You need to pass in a pointer to pointer, i.e. int **newlist. Specifically, newlist is being passed into your function by value, so the newlist in main and inside your function are two completely different variables.

There is also a bug in your test for even numbers:

#include <stdio.h>
#include <stdlib.h>

int takeEven(int *nums, int numelements, int **newlist) {
    int *list = malloc(numelements * sizeof **newlist);
    *newlist = list;  // this modifies the value of newlist in main
    int i, found = 0;
    for(i = 0; i < numelements; ++i, nums++) {
        if ((*nums % 2) == 0) {
            *(list++) = *nums;
            found++;
        }
    }
    list -= found;
    printf("First number found %d\n", *list); // <= works correctly
    return found;
}

int main()
{
    int nums[] = {1,2,3,4,5};
    int *evenNums;
    int i;
    int n = takeEven(nums, sizeof(nums) / sizeof(*nums), &evenNums);
    for (i = 0; i < n; ++i) {
        printf("%d\n", *(evenNums++));
    }
    return 0;
}

You can also take a look at this question from the C-FAQ which deals with your problem also:

Q: I have a function which accepts, and is supposed to initialize, a pointer:

void f(int *ip)
{
    static int dummy = 5;
    ip = &dummy;
}

But when I call it like this:

int *ip;
f(ip);

the pointer in the caller remains unchanged.

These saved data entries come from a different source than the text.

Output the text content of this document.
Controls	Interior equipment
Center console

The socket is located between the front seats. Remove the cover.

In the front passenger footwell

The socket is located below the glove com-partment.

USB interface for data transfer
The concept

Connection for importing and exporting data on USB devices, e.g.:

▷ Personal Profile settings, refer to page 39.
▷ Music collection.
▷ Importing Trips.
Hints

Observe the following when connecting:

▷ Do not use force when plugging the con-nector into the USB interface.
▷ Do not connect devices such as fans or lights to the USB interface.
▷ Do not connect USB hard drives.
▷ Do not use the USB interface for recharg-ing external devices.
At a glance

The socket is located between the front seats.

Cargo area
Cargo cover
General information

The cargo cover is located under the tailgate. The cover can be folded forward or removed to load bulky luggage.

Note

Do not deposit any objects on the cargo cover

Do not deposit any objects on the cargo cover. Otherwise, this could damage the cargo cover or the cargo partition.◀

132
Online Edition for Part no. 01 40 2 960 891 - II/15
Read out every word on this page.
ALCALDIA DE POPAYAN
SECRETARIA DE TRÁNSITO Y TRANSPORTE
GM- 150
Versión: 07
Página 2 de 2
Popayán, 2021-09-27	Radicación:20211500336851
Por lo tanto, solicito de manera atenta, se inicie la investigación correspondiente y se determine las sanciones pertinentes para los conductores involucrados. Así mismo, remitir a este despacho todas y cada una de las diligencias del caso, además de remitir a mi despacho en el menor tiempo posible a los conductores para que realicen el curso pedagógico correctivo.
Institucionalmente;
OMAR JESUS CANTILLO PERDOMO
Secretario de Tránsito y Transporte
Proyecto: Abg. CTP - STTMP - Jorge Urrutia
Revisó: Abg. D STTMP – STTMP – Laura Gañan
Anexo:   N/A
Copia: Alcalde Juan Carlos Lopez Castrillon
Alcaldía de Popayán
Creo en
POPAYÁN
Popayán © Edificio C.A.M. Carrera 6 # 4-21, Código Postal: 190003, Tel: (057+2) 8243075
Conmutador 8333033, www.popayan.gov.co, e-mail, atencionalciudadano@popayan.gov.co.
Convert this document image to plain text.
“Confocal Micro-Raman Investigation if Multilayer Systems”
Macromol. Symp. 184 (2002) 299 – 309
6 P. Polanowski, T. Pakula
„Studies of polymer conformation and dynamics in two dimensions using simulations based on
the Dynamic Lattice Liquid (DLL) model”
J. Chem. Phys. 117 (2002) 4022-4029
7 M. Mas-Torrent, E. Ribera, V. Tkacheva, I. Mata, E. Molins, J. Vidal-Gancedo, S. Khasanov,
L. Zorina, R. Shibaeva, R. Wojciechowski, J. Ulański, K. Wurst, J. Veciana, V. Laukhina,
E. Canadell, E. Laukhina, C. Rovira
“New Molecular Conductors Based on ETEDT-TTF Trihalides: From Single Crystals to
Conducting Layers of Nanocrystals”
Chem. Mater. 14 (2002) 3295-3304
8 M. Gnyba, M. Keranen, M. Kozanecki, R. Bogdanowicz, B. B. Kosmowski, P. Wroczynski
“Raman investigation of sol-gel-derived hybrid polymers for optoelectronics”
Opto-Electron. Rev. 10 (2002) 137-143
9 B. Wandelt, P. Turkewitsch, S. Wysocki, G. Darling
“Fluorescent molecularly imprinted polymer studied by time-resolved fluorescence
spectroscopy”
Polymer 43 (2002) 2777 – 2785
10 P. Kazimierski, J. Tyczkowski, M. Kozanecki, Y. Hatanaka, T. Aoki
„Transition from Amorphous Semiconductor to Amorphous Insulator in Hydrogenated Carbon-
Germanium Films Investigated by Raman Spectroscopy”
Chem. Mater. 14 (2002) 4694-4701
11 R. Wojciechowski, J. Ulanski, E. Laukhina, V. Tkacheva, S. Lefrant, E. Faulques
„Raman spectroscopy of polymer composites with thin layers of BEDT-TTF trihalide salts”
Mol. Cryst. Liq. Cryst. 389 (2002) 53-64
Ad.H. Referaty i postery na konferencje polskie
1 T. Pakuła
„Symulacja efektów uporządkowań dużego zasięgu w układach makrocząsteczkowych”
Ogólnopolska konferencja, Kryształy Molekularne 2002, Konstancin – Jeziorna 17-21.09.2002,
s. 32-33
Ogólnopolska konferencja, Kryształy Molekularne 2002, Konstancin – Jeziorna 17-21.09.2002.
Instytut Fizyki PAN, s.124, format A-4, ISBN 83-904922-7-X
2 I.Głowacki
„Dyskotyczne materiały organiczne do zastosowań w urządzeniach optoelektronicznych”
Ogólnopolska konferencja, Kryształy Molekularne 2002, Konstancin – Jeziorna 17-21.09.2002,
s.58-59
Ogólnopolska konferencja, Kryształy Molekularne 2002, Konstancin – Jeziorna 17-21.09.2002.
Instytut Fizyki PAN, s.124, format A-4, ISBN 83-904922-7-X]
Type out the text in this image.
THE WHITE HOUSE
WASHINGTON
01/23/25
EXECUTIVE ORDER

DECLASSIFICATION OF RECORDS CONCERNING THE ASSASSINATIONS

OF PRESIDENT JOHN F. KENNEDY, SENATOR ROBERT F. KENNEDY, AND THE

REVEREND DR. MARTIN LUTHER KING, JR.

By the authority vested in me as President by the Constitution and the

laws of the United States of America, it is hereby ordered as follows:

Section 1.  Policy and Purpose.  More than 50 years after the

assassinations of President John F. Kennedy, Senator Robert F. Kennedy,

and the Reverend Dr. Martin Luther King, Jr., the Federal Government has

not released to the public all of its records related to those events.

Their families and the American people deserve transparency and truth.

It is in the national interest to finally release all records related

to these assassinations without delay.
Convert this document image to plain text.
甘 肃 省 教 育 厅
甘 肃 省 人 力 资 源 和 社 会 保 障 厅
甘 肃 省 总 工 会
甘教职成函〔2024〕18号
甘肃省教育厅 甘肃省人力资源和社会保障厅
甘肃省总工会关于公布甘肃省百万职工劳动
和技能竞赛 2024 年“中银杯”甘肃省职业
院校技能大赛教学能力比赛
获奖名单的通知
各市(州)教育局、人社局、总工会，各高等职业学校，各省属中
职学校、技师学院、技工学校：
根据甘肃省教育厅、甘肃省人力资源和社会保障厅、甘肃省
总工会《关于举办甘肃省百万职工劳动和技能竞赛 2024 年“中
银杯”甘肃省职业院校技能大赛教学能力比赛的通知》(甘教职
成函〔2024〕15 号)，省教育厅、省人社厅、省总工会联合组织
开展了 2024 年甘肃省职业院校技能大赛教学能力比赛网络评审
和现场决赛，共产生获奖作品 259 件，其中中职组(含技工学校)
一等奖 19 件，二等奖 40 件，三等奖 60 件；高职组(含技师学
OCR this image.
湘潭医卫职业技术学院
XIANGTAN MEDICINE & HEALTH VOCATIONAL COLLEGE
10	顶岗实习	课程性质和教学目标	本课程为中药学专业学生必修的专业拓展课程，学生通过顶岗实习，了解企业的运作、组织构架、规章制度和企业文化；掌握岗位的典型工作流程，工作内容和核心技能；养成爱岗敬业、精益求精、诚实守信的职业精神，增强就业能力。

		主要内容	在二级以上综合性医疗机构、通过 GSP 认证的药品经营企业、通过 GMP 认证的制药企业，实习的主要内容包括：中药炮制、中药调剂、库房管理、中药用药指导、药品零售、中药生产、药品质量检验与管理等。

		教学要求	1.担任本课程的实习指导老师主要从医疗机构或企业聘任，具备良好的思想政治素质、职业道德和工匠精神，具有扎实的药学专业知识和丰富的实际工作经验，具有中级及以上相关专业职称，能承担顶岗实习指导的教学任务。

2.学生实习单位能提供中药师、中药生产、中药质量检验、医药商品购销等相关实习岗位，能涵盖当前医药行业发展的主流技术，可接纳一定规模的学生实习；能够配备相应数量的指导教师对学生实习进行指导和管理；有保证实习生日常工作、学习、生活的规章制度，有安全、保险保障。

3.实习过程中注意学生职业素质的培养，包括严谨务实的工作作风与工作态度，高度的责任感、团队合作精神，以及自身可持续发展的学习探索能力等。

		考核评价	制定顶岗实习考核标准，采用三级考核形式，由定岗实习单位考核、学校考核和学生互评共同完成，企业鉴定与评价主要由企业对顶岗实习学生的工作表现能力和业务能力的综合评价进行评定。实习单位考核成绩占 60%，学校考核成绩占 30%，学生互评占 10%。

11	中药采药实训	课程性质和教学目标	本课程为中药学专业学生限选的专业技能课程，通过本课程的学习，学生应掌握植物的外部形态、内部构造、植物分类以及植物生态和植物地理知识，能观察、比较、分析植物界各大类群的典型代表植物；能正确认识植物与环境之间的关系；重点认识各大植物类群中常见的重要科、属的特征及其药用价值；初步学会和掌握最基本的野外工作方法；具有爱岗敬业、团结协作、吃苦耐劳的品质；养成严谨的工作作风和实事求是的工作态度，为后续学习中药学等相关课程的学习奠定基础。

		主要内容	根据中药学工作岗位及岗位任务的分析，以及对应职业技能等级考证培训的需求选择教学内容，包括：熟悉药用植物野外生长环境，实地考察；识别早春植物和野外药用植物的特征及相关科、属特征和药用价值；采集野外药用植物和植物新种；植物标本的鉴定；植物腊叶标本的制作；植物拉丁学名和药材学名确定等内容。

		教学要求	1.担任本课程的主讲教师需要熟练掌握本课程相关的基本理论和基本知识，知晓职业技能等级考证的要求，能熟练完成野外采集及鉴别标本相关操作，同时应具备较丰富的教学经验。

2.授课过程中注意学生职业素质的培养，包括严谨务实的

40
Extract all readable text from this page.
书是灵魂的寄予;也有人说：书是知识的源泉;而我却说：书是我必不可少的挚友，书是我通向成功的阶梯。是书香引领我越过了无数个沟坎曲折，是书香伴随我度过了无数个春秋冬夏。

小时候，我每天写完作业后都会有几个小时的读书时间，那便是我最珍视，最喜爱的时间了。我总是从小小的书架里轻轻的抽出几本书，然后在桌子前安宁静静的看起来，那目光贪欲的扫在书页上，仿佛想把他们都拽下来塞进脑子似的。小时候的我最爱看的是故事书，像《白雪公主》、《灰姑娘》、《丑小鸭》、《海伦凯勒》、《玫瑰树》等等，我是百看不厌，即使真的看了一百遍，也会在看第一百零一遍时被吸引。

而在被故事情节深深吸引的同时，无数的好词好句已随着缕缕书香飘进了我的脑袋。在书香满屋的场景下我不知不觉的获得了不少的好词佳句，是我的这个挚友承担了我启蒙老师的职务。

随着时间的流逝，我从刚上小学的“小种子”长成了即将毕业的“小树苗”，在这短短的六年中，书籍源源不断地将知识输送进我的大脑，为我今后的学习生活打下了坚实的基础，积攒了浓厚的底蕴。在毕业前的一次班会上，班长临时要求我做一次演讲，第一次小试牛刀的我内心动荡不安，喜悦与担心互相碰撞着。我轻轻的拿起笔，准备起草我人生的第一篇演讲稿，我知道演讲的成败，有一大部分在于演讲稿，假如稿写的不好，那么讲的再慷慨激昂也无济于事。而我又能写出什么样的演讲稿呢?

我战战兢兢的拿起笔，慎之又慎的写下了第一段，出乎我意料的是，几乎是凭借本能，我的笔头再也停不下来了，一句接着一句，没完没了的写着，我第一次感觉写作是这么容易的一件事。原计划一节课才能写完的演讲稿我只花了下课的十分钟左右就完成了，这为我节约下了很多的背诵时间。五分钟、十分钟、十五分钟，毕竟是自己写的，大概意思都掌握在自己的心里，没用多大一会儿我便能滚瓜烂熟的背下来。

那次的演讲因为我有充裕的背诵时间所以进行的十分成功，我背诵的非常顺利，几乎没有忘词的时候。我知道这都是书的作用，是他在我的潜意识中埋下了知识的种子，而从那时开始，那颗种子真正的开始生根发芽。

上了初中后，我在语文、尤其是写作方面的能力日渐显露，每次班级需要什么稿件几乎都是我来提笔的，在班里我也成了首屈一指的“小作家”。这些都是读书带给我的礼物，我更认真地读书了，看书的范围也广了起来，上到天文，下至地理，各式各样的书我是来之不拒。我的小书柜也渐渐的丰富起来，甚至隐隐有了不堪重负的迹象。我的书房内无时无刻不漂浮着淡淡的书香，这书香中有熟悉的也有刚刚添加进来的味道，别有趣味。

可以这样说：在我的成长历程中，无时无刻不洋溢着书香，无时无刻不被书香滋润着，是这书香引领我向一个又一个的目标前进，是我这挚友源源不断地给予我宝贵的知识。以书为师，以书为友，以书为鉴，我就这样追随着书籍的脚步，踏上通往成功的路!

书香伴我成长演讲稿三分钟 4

A: Are you sure the function initialized what you thought it did? Remember that arguments in C are passed by value. In the code above, the called function alters only the passed copy of the pointer. To make it work as you expect, one fix is to pass the address of the pointer (the function ends up accepting a pointer-to-a-pointer; in this case, we’re essentially simulating pass by reference):

void f(ipp)
int **ipp;
{
    static int dummy = 5;
    *ipp = &dummy;
}

...

int *ip;
f(&ip);

Another solution is to have the function return the pointer:

int *f()
{
    static int dummy = 5;
    return &dummy;
}

...

int *ip = f();

See also questions 4.9 and 4.11.